What is the expected number of successes given that less than k of our n trials ended in a success? Let me give an example for exposition. We flip a fair coin ten times, what is the expected number of heads given that less than 3 heads were flipped?

I suspect the answer is quite straightforward. Any help would be appreciated (I would particularly like a link to a nice website that explains conditional binomial distributions if anybody knows one off hand).

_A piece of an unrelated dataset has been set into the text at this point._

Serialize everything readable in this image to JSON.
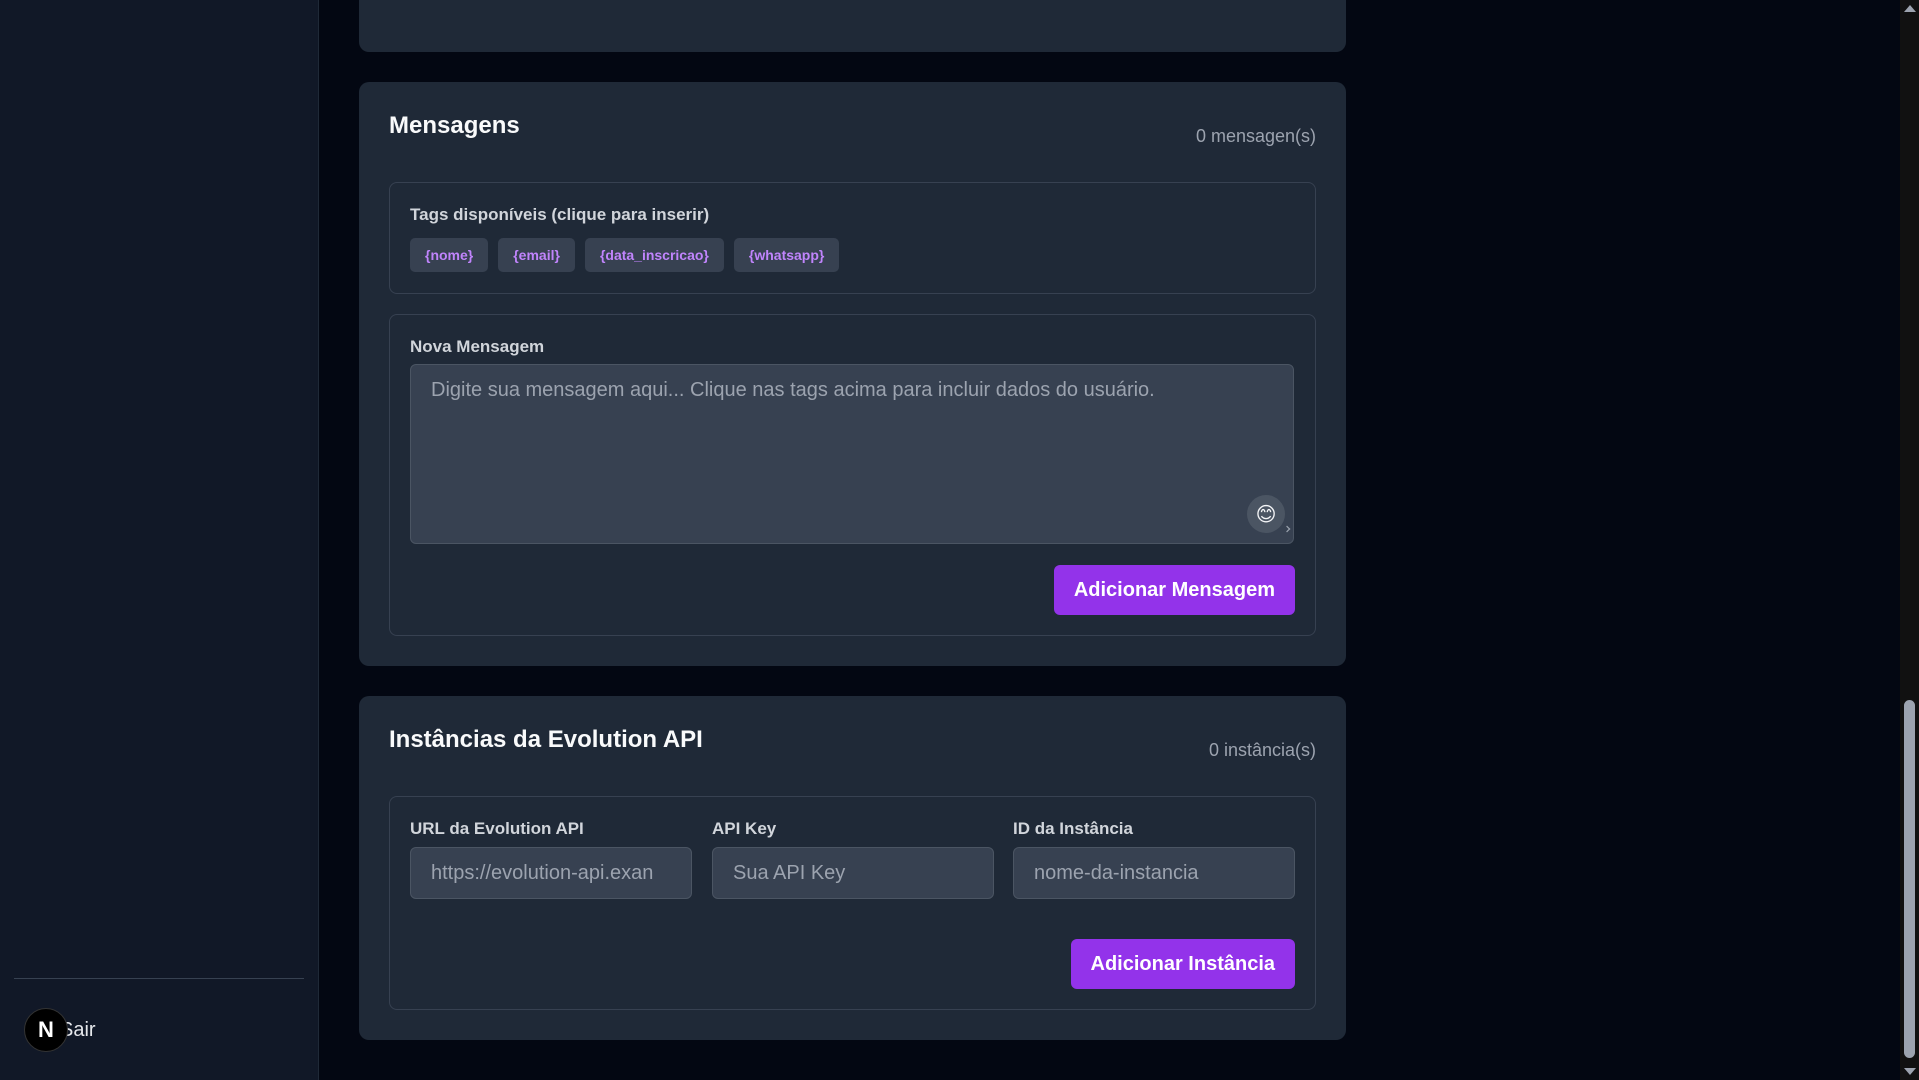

Thanks very much for the help,



07-27-2010, 03:03 AM
One thing you may try is to consider the conditional pmf first.
Actually you can just correct the support and then "normalize" it.

Let X \sim Binomial(n, p)

\forall x \in \{0, 1, ..., n \}
\Pr\{X = x\} = \binom {n} {x} p^{x} (1 - p)^{n - x}

\forall k \in \{1, 2, ..., n+1 \}
\Pr\{X < k\} = \sum_{i=0}^{k-1} \Pr\{X = i\}

\forall x \in \{0, 1, ..., k-1 \}
\Pr\{X = x|X < k\} = \frac {\Pr\{X = x, X < k\}} {\Pr\{X < k\}}
= \frac {\Pr\{X = x\}} {\Pr\{X < k\}}
= \frac {\binom {n} {x} p^{x} (1 - p)^{n - x}}
{\sum_{i=0}^{k-1} \Pr\{X = i\}}

Eventually, we have
E[X|X < k] = \sum_{x=0}^{k-1} x\Pr\{X = x|X < k\}
= \frac {\sum_{x=0}^{k-1} x\Pr\{X = x\}} {\sum_{i=0}^{k-1} \Pr\{X = i\}}

Once you know the original pmf, you can evaluate this with your
calculator easily.